The personal access token can be created from the User settings menu. Navigate to Developer and use Manage under Access tokens to generate a new token.
Redshift
The following information is required to connect to Redshift:
-
Server endpoint
-
Port
-
Database
-
Schema
-
IAM Credentials or
-
Password
The server endpoint is found in the dashboard. In addition to the actual endpoint, it contains the port and database. Copy the endpoint up until the colon, then copy the port number after the colon, and the database is found after the slash. The port and database should not contain any punctuation (i.e. no colon or slash).
The credentials can be either IAM credentials or username/password.
Snowflake
The following information is required to connect to Snowflake:
-
Host
-
Port
-
Database
-
Schema
-
Warehouse
-
Role
-
Username
-
Private Key
-
Private Key Passphrase
The host can be found in the account details of the Snowflake account. Open your profile in Snowflake, and navigate to Account to access the account details.

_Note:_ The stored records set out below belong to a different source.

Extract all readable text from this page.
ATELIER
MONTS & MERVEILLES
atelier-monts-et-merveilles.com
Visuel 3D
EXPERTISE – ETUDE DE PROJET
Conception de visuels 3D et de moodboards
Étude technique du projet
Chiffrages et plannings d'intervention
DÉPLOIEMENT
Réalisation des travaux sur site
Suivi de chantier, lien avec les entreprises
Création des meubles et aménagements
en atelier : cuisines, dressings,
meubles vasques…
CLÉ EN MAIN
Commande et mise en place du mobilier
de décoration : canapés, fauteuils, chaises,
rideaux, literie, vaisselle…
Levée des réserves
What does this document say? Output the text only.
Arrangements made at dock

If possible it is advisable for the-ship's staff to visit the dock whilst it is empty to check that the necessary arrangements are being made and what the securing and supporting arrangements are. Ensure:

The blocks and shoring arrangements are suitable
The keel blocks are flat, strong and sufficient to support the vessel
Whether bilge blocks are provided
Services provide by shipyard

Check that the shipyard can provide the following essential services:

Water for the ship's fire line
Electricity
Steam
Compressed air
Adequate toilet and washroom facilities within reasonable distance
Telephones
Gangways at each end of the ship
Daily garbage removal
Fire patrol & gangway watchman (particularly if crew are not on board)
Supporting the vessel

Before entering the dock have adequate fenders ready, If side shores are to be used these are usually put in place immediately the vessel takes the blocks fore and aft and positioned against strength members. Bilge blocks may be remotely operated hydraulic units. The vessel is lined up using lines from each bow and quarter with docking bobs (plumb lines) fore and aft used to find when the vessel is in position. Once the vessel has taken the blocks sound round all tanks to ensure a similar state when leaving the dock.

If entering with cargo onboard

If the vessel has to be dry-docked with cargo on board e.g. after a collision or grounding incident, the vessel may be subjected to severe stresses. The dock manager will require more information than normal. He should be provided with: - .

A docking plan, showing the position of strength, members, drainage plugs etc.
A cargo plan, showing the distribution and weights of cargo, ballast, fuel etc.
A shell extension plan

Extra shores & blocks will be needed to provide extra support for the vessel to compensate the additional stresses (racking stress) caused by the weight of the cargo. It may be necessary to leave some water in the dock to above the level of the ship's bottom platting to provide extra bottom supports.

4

The database name can be found in Catalog in the left-hand menu in the Snowflake workspace and the schema is listed under each database name.
Warehouse can be found in Compute in the left-hand menu. If none is specified, a default is used.
Role is optional and if not specified, default permissions should apply. These are:
GRANT USAGE ON WAREHOUSE $WAREHOUSE_NAME TO ROLE $ROLE;
GRANT USAGE ON DATABASE $DATABASE TO ROLE $ROLE;
GRANT USAGE ON SCHEMA $DATABASE.$SCHEMA TO ROLE $ROLE;
GRANT SELECT ON ALL TABLES IN SCHEMA $DATABASE.$SCHEMA TO ROLE $ROLE;
However, note that the necessary permissions depend on how the data is organized in Snowflake. It is recommended to consult the DB administrator to set up the minimal required permissions for each case.
The credentials are the username and private key of a user in Snowflake.
Google Cloud Storage
The following information is required to connect to Google Cloud Storage:
-
Bucket name
-
Bucket path
-
HMAC Access Key
-
HMAC Secret
In the Google Cloud Console, under Buckets, navigate to a specific resource in a bucket to see its bucket path. The bucket path can optionally contain glob patterns to reference multiple fles, but must always reference to parquet or csv files. Each file must be given a temporary table name, which is used to reference the file in the mapping UI.
For Google service accounts with access to the cloud bucket, see the Google documentation on how to create an HMAC key.